Diferentemente da confiança afetiva, baseada em um “acreditador pessoal” (individual believer), a confiabilidade está baseada em parâmetros objetivos, que justificam epistemicamente a escolha de que determinado fato seja aceito como verdadeiro.

No exemplo que citei, do depoente policial militar, afastando sua crença pessoal e a certeza de fatos só pelo fator de ser este um agente público, tem-se que o seu relato só será considerado verdadeiro se confirmado pelas demais provas, ao final, existentes no processo, sendo a busca epistêmica um dever das partes, inafastável pelo simples compromisso de dizer a verdade, prestado pelo depoente quando de sua admissão.

A confiança que interessa ao Direito deve ser sensível a provas (responsive to evidence), ter fundamentos sólidos e racionais, não podendo, de maneira alguma, ser fundamentado apenas na subjetividade de quem relata. Para que determinado fato relatado seja considerado verdadeiro, devem haver razões positivas e suficientes para que seja possível presumir que o que uma pessoa ou algo informam está correto.

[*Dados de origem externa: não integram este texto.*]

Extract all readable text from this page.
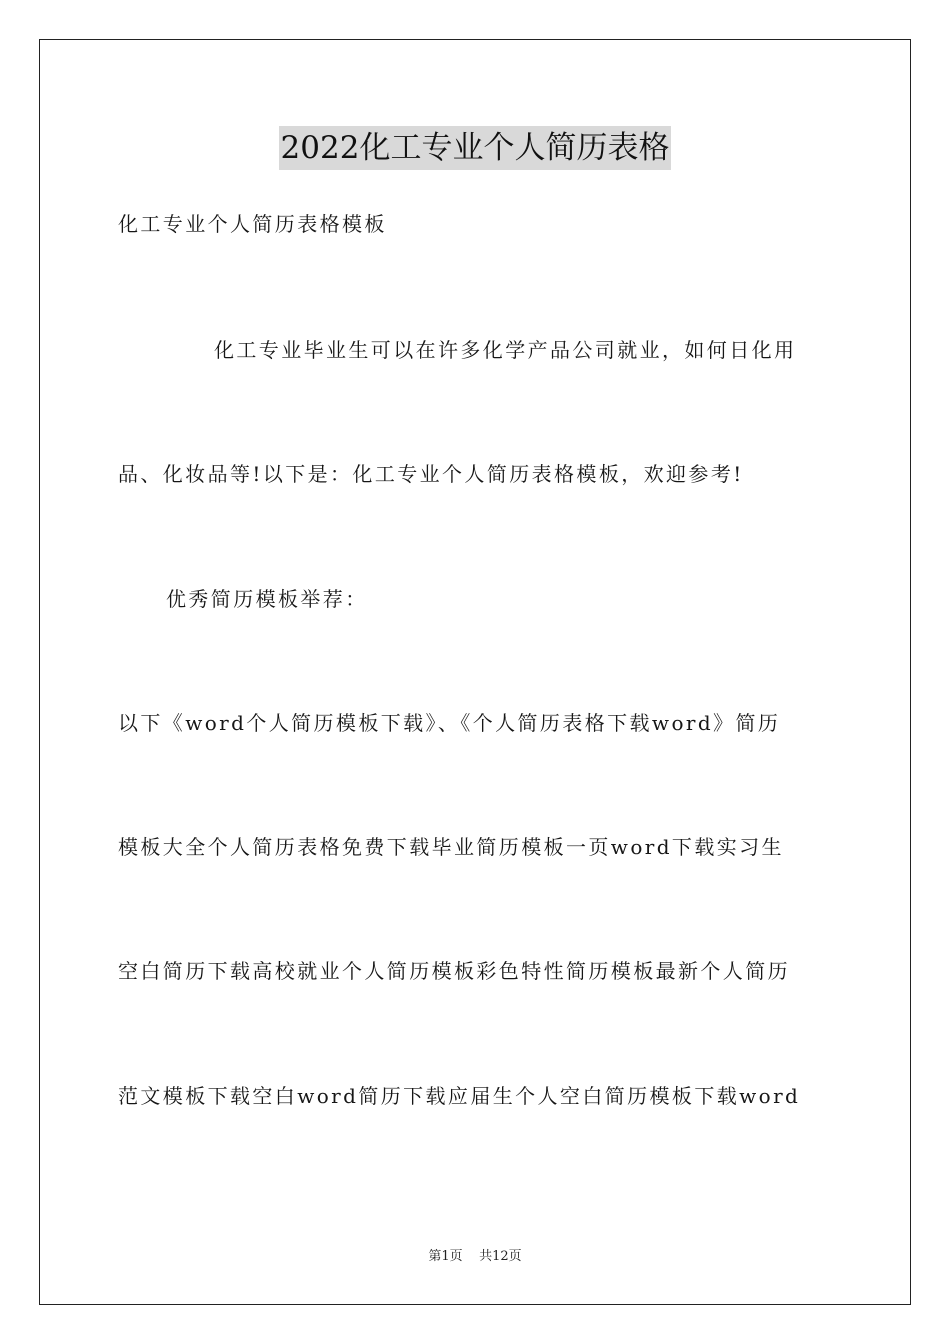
2022化工专业个人简历表格
化工专业个人简历表格模板
化工专业毕业生可以在许多化学产品公司就业，如何日化用
品、化妆品等!以下是：化工专业个人简历表格模板，欢迎参考!
优秀简历模板举荐：
以下《word个人简历模板下载》、《个人简历表格下载word》简历
模板大全个人简历表格免费下载毕业简历模板一页word下载实习生
空白简历下载高校就业个人简历模板彩色特性简历模板最新个人简历
范文模板下载空白word简历下载应届生个人空白简历模板下载word
第1页    共12页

No caso que citei, é relevante, portanto, a busca epistêmica (ou seja, a busca de outros elementos) para saber se o fato de o veículo do acusado ter sido encontrado lavado, em sua casa, horas depois da prática de um crime que lhe é imputado, é o suficiente para afirmar que esse mesmo veículo foi exatamente aquele utilizado no crime sem autoria delimitada; ou ainda, se o fato de suas roupas também terem sido encontradas lavadas, nesse mesmo momento, é o suficiente para confirmar que existem elementos de suspeição (ou mesmo de culpa) de que foi o acusado quem praticou o crime imputado.

Enfim, independentemente do compromisso de dizer a verdade, sempre haverá a necessidade de busca epistêmica para confirmar o relato testemunhal, não bastando a confiança afetiva de que a testemunha está relatando a verdade.